When asteroids or comets smash into Earth, they form craters such as the one at Gosses Bluff, Australia (pictured). But could such an impact have kick-started life on our planet? Nir Goldman and colleagues have modelled what happens inside cometary ice when it smashes into a planet (N. Goldman et al. Nature Chem. doi:10.1038/nchem.827; 2010). They find that, under certain circumstances, complexes form that can act as precursors to glycine, the simplest amino acid.
The idea that comets delivered organic molecules to the early Earth is disputed, because the extreme heat generated by the impact would probably have incinerated such a cargo. An alternative theory is that the heat and pressure of cometary impacts could have caused material on Earth's surface to react to form organic compounds. But the early Earth's chemical environment isn't thought to have been conducive to such reactions.
Impacts in which Earth was struck glancingly, however, would have generated much lower temperatures within cometary ice, allowing organic matter to survive. Goldman et al. therefore used quantum molecular dynamics to simulate events inside cometary ice during such collisions.

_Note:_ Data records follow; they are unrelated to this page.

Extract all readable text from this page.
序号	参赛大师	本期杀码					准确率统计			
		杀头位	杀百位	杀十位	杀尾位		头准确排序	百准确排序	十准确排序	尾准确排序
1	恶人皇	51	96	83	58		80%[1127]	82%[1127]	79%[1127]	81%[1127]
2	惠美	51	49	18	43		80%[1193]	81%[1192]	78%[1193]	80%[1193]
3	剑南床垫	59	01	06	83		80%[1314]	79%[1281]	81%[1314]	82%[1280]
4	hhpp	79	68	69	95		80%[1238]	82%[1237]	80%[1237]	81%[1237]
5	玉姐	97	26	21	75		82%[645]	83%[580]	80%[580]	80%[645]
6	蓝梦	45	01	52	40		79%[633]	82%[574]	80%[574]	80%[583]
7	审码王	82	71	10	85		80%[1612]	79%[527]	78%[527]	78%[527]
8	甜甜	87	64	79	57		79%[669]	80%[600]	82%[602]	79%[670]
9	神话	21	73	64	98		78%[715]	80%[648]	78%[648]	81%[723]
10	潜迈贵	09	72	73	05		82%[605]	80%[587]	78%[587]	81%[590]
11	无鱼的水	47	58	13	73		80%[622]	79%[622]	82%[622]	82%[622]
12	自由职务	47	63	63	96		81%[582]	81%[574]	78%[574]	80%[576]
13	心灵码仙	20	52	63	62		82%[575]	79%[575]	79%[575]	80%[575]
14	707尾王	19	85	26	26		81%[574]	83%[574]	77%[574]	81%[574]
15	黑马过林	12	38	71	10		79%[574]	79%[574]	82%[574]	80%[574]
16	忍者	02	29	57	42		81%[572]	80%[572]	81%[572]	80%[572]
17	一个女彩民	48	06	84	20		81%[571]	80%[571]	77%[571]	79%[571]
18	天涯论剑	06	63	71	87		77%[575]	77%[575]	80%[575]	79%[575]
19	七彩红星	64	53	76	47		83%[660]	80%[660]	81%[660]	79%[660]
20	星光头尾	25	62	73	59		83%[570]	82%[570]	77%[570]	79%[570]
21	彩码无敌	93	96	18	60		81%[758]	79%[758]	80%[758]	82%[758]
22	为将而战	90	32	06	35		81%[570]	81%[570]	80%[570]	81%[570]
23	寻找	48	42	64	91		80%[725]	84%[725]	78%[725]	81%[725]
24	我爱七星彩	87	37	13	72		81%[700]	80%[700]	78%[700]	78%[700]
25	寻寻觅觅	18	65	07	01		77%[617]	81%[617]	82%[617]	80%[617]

The authors modelled a mixture of water, methanol, ammonia, carbon monoxide and carbon dioxide under conditions of shock compression, and found that many products were formed — including oligomers that contained the carbon–nitrogen bonds required for amino acids. Subsequent quenching of the model system to lower pressures and temperatures broke the complexes into smaller fragments, including a glycine–CO2 complex.
Of course, we may never know how life began on Earth. But Goldman et al. calculate that the probability that any particular cometary impact will generate shock waves of the size modelled is 17% — well within the realms of possibility.